The arbitrator also said it was noteworthy that Palmateer was able to perform his duties without difficulty. At the hearing, the union steward — who had agreed that he could also smell alcohol on Palmateer — admitted that it could have been him who smelled of alcohol.

“I had beer the night before, until 11:30 p.m,” the union steward said. “I said (that it was him) to protect myself.”

The production team manager said the company had a policy that if an employee smelled of alcohol while at work, he would be sent home. But that policy had not been communicated to employees.

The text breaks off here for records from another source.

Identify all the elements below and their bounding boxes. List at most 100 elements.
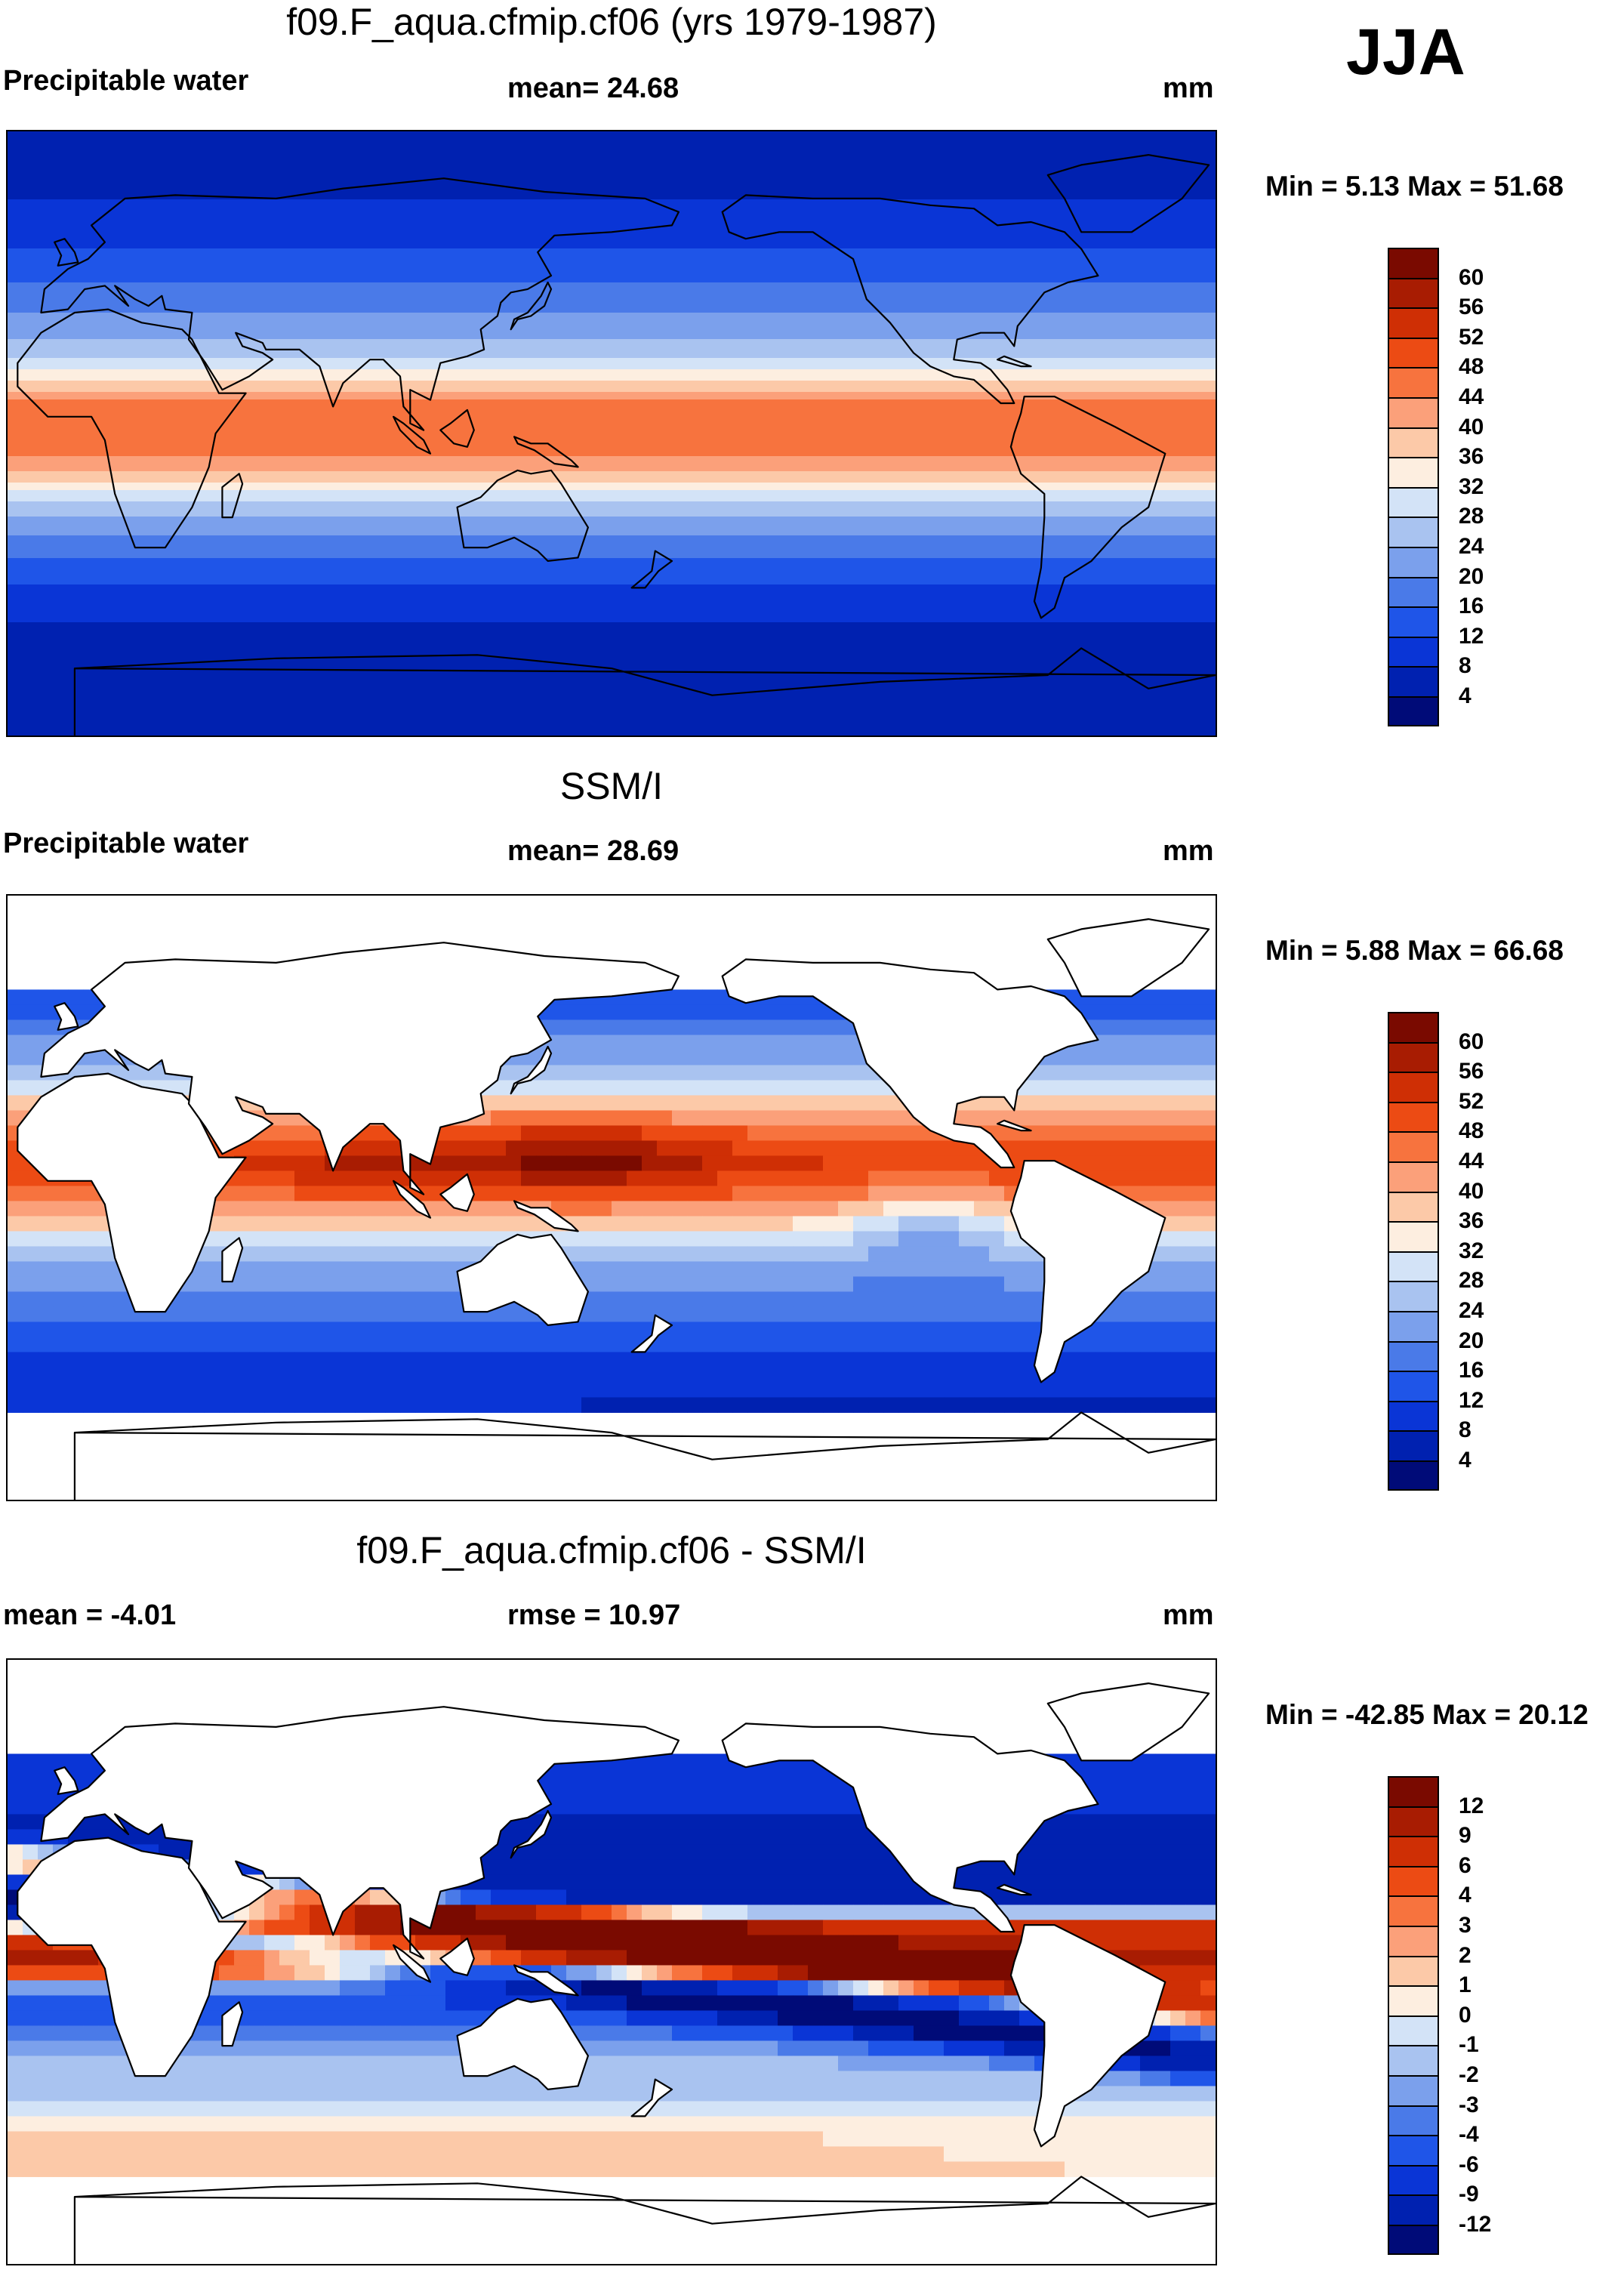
field-cell (1170, 2040, 1186, 2056)
field-cell (23, 1799, 39, 1815)
field-cell (1125, 1110, 1141, 1126)
field-cell (1140, 1322, 1156, 1337)
field-cell (83, 2161, 99, 2177)
field-cell (657, 1080, 673, 1096)
coastline-uk (54, 1766, 79, 1795)
field-cell (128, 1397, 144, 1413)
field-cell (83, 1216, 99, 1232)
coastline-sumatra (393, 1180, 432, 1219)
field-cell (702, 2146, 718, 2162)
field-cell (898, 1337, 914, 1352)
field-cell (98, 1276, 114, 1292)
field-cell (23, 1004, 39, 1020)
field-cell (68, 1337, 84, 1352)
field-cell (974, 2086, 990, 2102)
field-cell (325, 1201, 341, 1217)
field-cell (400, 1231, 416, 1247)
field-cell (1155, 1352, 1171, 1368)
field-cell (778, 2116, 794, 2132)
field-cell (883, 1965, 899, 1981)
field-cell (1019, 1306, 1035, 1322)
field-cell (808, 1920, 824, 1935)
field-cell (989, 2146, 1005, 2162)
field-cell (747, 1844, 763, 1860)
field-cell (1034, 2161, 1050, 2177)
field-cell (672, 1306, 688, 1322)
field-cell (8, 989, 23, 1005)
field-cell (763, 1995, 778, 2011)
field-cell (672, 1110, 688, 1126)
field-cell (415, 2040, 431, 2056)
field-cell (1019, 1382, 1035, 1398)
field-cell (128, 2131, 144, 2147)
field-cell (808, 1844, 824, 1860)
field-cell (98, 1306, 114, 1322)
field-cell (340, 2040, 356, 2056)
field-cell (1095, 1322, 1111, 1337)
field-cell (914, 1186, 929, 1201)
field-cell (536, 1337, 552, 1352)
field-cell (370, 1352, 386, 1368)
field-cell (793, 1050, 809, 1066)
field-cell (8, 1065, 23, 1081)
field-cell (128, 1367, 144, 1383)
field-cell (385, 2056, 401, 2071)
field-cell (1185, 1276, 1201, 1292)
field-cell (793, 1306, 809, 1322)
field-cell (747, 2040, 763, 2056)
field-cell (657, 1337, 673, 1352)
field-cell (793, 1814, 809, 1830)
field-cell (355, 1904, 371, 1920)
colorbar-tick-label: 28 (1459, 1268, 1484, 1294)
field-cell (823, 1337, 839, 1352)
field-cell (763, 1889, 778, 1905)
field-cell (1200, 1965, 1216, 1981)
field-cell (853, 1920, 869, 1935)
field-cell (702, 1322, 718, 1337)
field-cell (702, 1859, 718, 1875)
field-cell (717, 2040, 733, 2056)
field-cell (1200, 1216, 1216, 1232)
field-cell (687, 1050, 703, 1066)
field-cell (793, 1397, 809, 1413)
field-cell (294, 2025, 310, 2041)
field-cell (838, 1814, 854, 1830)
field-cell (1170, 1276, 1186, 1292)
field-cell (521, 1155, 537, 1171)
field-cell (1110, 1155, 1126, 1171)
colorbar-tick-label: 4 (1459, 1448, 1471, 1473)
field-cell (310, 1261, 325, 1277)
field-cell (506, 1065, 522, 1081)
field-cell (702, 2086, 718, 2102)
field-cell (1019, 2116, 1035, 2132)
field-cell (1049, 2146, 1065, 2162)
field-cell (989, 1995, 1005, 2011)
field-cell (1034, 1829, 1050, 1845)
field-cell (989, 2071, 1005, 2086)
field-cell (566, 1140, 582, 1156)
field-cell (672, 1095, 688, 1111)
field-cell (1200, 2101, 1216, 2117)
field-cell (1170, 1935, 1186, 1951)
field-cell (279, 1170, 295, 1186)
field-cell (642, 1201, 658, 1217)
field-cell (1185, 1004, 1201, 1020)
field-cell (596, 1186, 612, 1201)
field-cell (793, 1004, 809, 1020)
field-cell (476, 1201, 492, 1217)
field-cell (400, 1367, 416, 1383)
field-cell (128, 1352, 144, 1368)
field-cell (38, 1352, 54, 1368)
field-cell (747, 1397, 763, 1413)
field-cell (8, 2040, 23, 2056)
field-cell (445, 1980, 461, 1996)
field-cell (1185, 1784, 1201, 1800)
field-cell (763, 1095, 778, 1111)
field-cell (415, 1397, 431, 1413)
field-cell (1140, 2131, 1156, 2147)
field-cell (566, 1050, 582, 1066)
field-cell (596, 2086, 612, 2102)
colorbar-swatch (1388, 2225, 1439, 2256)
field-cell (370, 1322, 386, 1337)
field-cell (113, 2101, 129, 2117)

The production team manager based her decision to send Palmateer home on the brief interview in her office, because she “could not determine whether he was fit to go to the production line.”

“This conclusion was reached on the basis of a hearsay report which, in the circumstances of the workplace, simply could not be relied on, and of a brief meeting in the office where a smell of alcohol was detected which may, indeed, have been attributable to the presence of the (union steward) rather than that of (Palmateer),” the arbitrator said.

“There was no attempt to enquire of the original ‘informant’ as to her observations or to seek verification from anyone else, and no consideration appears to have been given either to (Palmateer’s) own account, which I accept, of his previous evening and of his personal hygiene, including the use of aftershave, or to the quality of his work, performed at a faster-than-usual pace over a period of two hours.”

The arbitrator awarded Palmateer the wages he lost for that day.

For more information see:

Midtown Meats Ltd. v. U.F.C.W., Local 175, 2005 CarswellOnt 8771, 145 L.A.C. (4th) 344 (Ont. Arb. Bd.)